Dr. Richard Nagelberg–a dentist with over 30 years of experience–has been featured quite a few times recently on Dentistry IQ. The topic of his choice? Periodontal disease. Nagelberg gently calls out other dentists and their efforts in treating this disease. Is he on to something, or is he off the mark?
He may have a point. If you think back to your previous dental cleanings, do you remember anyone discussing periodontal disease with you? Unless it’s already an issue, probably not. After all, why should patients with healthy teeth and gums be worried about something they don’t have? The problem is that this lack of concern, or education, among patients means that some dentist offices are missing the preventative aspect. Obviously if a patient develops periodontal disease, he or she will be treated accordingly. But Dr. Nagelberg argues that dentists could be doing so much more.
Periodontal disease is often measured by probing gum pockets and assessing the inflammation of the gums. However, dentists could go a step further and address not only the signs of disease, but the source: the bacteria in the gums. Take a look:
The hallmark of prevention is to identify risk factors for disease and then to manage those risk factors before the disease, condition, or event occurs. This is why there is so much information available regarding the risk factors for cardiovascular disease. Periodontal disease is no exception. Identify the biggest risk factor for periodontal disease—namely, the specific bacteria a patient harbors in his or her mouth—and then manage it with an antimicrobial protocol before periodontal disease rears its ugly head.

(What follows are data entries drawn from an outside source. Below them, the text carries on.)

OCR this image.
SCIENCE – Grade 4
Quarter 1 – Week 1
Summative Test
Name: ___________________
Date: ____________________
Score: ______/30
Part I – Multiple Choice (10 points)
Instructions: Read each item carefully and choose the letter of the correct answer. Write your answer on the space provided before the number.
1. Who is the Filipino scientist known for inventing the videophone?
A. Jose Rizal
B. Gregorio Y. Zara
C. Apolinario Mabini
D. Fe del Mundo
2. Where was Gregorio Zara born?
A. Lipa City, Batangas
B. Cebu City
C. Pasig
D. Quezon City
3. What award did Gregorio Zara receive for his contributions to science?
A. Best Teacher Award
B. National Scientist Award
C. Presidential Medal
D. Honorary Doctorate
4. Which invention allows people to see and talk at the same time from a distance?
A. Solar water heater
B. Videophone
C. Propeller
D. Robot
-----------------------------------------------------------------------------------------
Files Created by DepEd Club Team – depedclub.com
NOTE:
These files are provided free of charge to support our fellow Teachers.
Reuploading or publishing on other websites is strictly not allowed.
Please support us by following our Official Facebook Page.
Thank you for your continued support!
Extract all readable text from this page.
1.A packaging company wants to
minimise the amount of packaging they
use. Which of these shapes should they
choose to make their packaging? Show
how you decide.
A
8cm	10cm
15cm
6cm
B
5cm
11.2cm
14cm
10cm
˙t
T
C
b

Patients who have a strong family history of periodontal disease would be an ideal place to start. Since you can reasonably predict that these individuals have some level of elevated risk for periodontal disease, why not find out which oral bacteria they have? And the same for patients with gingivitis who have not yet progressed to periodontitis. If the test shows very few bacteria at low levels, we can conclude that, at this time, the patient is not at risk for the development of periodontal disease, and vice versa. This just makes sense.
Maybe the reason more bacterial IDing doesn’t occur is because patients want to get in and out of the office as quickly as possible. Or maybe it’s because dentists are just used to looking at signs that can be observed in office since the molecular technology used to identify bacteria is relatively recent in the medical world.
Today, DNA-PCR testing (a lab technique that can make copies of a DNA section) can be used to identify the specific bacteria causing periodontal disease before symptoms appear! And this testing is severely underutitlized–especially since it is so easy to do. As a patient, you just need to get your cheek swabbed or spit in a cup, and then that sample is analyzed in a lab. Even though there are over 600 million kinds of bacteria in your mouth, this test is able to identify the most common bacteria–like P. gingivalis, E. nodatum, A. actinomyceemcomitans–which cause the disease.
Since early periodontal disease is easily treated and there are more than 3 million cases (according to the Mayo clinic), early preventative methods should be a must for everyone.
If patients want to forgo testing, they should at least be aware of the secondary conditions that can develop with periodontal disease. The Dental Tribune just released a short sampling of different studies that illustrate the correlation:
Recent studies provide increasing evidence that untreated periodontal inflammation is linked to cognitive decline and Alzheimer’s disease, and that treating periodontitis may reduce or delay risk of this disease. About one out of every nine Americans have some form of Alzheimer’s disease, according to the Alzheimer’s Society. It is the worst type of dementia, involving the most cognitive decline and memory loss.
Research has already found Porphyromonas gingivalis (P. gingivalis) in brains of Alzheimer’s patients. P. gingivalis is a bacterium associated with chronic periodontitis. Researchers propose that when these bacteria reach the brain, an immune response is stimulated in the brain to release proteins that kill the bacteria, but also cause broader destruction . . .
A study by professor Stjohn Crean and Dr. Sim Singhrao at the University of Central Lancashire (UCLan) School of Medicine and Dentistry in England involved the examination of brain tissue samples of 10 deceased people with Alzheimer’s and 10 people without it.
It was found that bacteria found in chronic periodontal disease were present in the brains of four of the 10 people with Alzheimer’s but in none of the 10 without it. Researchers theorized that chronic periodontal disease bacteria, P. gingivalis, enter the bloodstream and brain, prompting an immune system response, which over time is thought to contribute to cognitive decline and Alzheimer’s disease.
Along with Alzheimer’s, there’s many studies that show a link between periodontal disease and issues like heart disease, respiratory diseases, autoimmune diseases, diabetes, and so on. If a quick swab of your cheeks can help you prevent not only periodontal disease but other serious conditions, why not go for it?